Jewel and I celebrated our golden anniversary with a two-month visit to 25 national parks and as many friends west of the Mississippi. We “camped” inside our Odyssey van, cooked our food on an old Coleman camp stove and hiked the amazing mountains, canyons and lakeshores of the western United States and Canada.
Though we have spent a lifetime serving in mission with the global church, as Easterners we are too little acquainted with this part of our own continent.
As we traveled, we pondered the intersections of the North American West with global Christianity.
— Frederick Jackson Turner posited a “frontier thesis” for making sense of the American experience. That understanding has continued to shape our understandings of the impact of the West on the global community. The optimistic, too-often brash progressivism of the United States and Canada is not unrelated to the great westward movements of Euroamerican colonizers.
That optimistic progressivism, in turn, has had profound impacts on everything from Christian theology and missions to the global spread of technology and the emergence of an “American dream.” For generations the sheer physical spaciousness of the West has beckoned dreamers in every sphere. In Nevada we saw a quote from Henry David Thoreau in 1862, “Eastward I go only by force; westward I go free.” There, too, we saw a road sign warning that we would see no gas stations for the next 167 miles.
— It is no accident that the Boeing aircraft company, which revolutionized air travel in the 1950s with the introduction of swept-wing passenger jets, is located near Seattle. Or that the Fuller School of Intercultural Studies, which revolutionized evangelical understandings of global missions in the 1970s, was founded in Pasadena, Calif. Or that the missionally robust Dutch/Russian Mennonites who settled in the North American West in the 1870s are still pioneering Anabaptist missions in the 21st century from places like Abbotsford, B.C., and Fresno, Calif.

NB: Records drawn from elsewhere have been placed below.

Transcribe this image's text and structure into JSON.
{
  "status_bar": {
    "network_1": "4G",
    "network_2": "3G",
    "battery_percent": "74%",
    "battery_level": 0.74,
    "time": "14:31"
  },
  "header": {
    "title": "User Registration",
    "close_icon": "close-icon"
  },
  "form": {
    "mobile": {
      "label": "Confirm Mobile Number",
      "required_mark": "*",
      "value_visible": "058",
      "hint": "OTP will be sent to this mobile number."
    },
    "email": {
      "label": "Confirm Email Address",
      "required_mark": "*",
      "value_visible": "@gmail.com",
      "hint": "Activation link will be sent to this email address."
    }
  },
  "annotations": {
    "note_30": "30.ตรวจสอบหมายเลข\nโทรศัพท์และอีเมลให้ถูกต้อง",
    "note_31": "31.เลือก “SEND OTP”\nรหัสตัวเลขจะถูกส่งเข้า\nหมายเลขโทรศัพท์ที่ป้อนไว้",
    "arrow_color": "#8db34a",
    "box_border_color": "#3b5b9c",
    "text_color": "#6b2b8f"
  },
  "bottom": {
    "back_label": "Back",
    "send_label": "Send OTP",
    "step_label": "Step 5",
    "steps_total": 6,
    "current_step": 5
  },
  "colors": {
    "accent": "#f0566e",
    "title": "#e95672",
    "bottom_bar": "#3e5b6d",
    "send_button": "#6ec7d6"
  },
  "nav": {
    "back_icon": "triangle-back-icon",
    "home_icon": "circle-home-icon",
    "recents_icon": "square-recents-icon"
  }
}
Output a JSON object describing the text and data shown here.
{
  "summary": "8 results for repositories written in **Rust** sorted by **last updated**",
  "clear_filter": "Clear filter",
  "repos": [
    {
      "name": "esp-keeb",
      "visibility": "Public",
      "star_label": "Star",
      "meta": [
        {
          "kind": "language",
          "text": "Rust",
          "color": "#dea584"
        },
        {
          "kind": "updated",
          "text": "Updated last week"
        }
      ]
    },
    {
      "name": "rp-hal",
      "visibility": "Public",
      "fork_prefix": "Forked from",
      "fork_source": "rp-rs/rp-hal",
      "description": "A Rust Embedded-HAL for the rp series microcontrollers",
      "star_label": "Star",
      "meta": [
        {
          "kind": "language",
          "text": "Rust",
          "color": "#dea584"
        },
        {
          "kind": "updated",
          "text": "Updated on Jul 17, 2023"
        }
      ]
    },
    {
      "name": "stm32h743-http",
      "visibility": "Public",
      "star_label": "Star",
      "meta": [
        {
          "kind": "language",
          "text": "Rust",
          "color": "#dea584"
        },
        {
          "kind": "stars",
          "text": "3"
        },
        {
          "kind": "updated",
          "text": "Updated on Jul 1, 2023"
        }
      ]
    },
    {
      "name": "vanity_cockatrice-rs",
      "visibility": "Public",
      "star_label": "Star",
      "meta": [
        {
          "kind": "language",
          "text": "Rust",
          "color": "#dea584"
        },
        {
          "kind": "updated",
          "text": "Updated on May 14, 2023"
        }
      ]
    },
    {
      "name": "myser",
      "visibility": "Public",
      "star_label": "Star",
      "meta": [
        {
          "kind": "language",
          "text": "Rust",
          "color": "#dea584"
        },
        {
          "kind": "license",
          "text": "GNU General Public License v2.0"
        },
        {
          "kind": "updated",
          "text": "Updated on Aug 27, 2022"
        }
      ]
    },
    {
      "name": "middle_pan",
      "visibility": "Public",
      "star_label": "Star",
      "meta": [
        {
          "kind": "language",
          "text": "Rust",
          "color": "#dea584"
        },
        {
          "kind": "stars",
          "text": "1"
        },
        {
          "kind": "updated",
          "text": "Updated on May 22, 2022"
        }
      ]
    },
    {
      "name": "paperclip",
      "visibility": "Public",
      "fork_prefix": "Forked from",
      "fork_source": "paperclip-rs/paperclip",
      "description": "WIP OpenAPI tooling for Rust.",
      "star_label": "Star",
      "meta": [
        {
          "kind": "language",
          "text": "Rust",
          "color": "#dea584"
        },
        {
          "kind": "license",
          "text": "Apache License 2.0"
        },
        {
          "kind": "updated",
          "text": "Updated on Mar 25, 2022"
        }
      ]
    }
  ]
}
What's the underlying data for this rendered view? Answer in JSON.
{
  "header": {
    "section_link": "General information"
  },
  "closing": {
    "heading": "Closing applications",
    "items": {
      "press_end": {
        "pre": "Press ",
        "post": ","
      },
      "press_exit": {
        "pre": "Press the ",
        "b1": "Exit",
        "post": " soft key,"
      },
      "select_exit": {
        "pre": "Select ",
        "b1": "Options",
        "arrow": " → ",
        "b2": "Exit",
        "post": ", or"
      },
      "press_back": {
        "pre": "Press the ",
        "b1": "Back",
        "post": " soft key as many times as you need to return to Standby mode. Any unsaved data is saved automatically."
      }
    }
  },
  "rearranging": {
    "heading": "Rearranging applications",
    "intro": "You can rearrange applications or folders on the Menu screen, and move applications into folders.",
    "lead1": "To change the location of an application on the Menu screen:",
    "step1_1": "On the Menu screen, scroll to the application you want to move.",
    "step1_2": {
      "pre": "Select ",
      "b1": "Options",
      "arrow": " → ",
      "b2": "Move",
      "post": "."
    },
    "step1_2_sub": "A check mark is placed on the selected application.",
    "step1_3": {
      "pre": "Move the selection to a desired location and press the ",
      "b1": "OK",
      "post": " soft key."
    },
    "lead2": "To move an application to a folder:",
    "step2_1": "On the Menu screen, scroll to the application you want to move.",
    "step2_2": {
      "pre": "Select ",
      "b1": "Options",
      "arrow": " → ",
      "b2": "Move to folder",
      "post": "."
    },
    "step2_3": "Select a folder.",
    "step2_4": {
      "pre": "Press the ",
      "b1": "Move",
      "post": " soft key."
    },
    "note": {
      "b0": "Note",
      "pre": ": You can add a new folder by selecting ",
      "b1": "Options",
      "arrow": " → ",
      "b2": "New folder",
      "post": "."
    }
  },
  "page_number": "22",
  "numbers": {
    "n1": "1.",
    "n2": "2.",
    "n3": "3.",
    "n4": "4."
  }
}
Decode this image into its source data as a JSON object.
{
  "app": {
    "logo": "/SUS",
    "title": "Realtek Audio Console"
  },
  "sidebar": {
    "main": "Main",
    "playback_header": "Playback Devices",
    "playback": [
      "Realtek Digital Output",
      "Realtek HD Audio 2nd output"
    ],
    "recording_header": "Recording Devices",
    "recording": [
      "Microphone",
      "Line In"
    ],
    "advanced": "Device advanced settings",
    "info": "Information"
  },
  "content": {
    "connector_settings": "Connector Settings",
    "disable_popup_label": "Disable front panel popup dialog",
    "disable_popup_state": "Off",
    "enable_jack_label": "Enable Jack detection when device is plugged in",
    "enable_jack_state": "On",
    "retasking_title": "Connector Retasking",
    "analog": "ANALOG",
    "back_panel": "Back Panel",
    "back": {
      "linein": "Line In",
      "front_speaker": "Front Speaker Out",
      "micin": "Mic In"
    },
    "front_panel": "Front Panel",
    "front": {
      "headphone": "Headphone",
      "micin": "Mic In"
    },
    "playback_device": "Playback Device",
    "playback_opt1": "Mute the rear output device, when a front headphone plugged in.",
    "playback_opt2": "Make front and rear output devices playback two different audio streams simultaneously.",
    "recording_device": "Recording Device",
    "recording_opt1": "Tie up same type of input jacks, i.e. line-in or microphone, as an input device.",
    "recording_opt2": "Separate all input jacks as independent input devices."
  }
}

— Neither is it coincidental that the Jesus movement of the 1970s was birthed in California or that the global “age of the Spirit” gets traced to Kansas and California’s Azusa Street in the rise of Pentecostalism in the early 20th century. Or that the most comprehensive and timely news source for global Anabaptism, Mennonite World Review, is in Newton, Kan. (Paul Schrag didn’t pay me to say that; I learned it first while working at Eastern Mennonite Missions in Salunga, Pa., long before I became a columnist.)
God has woven together strands of physical and human geography in the North American West to create a unique birthplace for spiritual innovation underpinning the globalization of Christianity in the 21st century.
There are parables to ponder in the flora of the West. High on the rugged slopes of Wheeler Peak in Nevada’s Great Basin National Park is a grove of bristlecone pine, the oldest trees in the world, living up to 5,000 years. They thrive only in the harsh conditions on the edge of the timberline. Is it accidental that the oldest and the harshest are thus intertwined?
The giant sequoias of the High Sierra, the largest trees in the world, thrive in the presence of periodic, cleansing fires that sweep through after lightning. Is it coincidental that the largest living things depend on fire?
Richard Showalter lives in Irwin, Ohio, and travels in Asia, Africa, the U.S. and beyond as a teacher, preacher, writer and servant.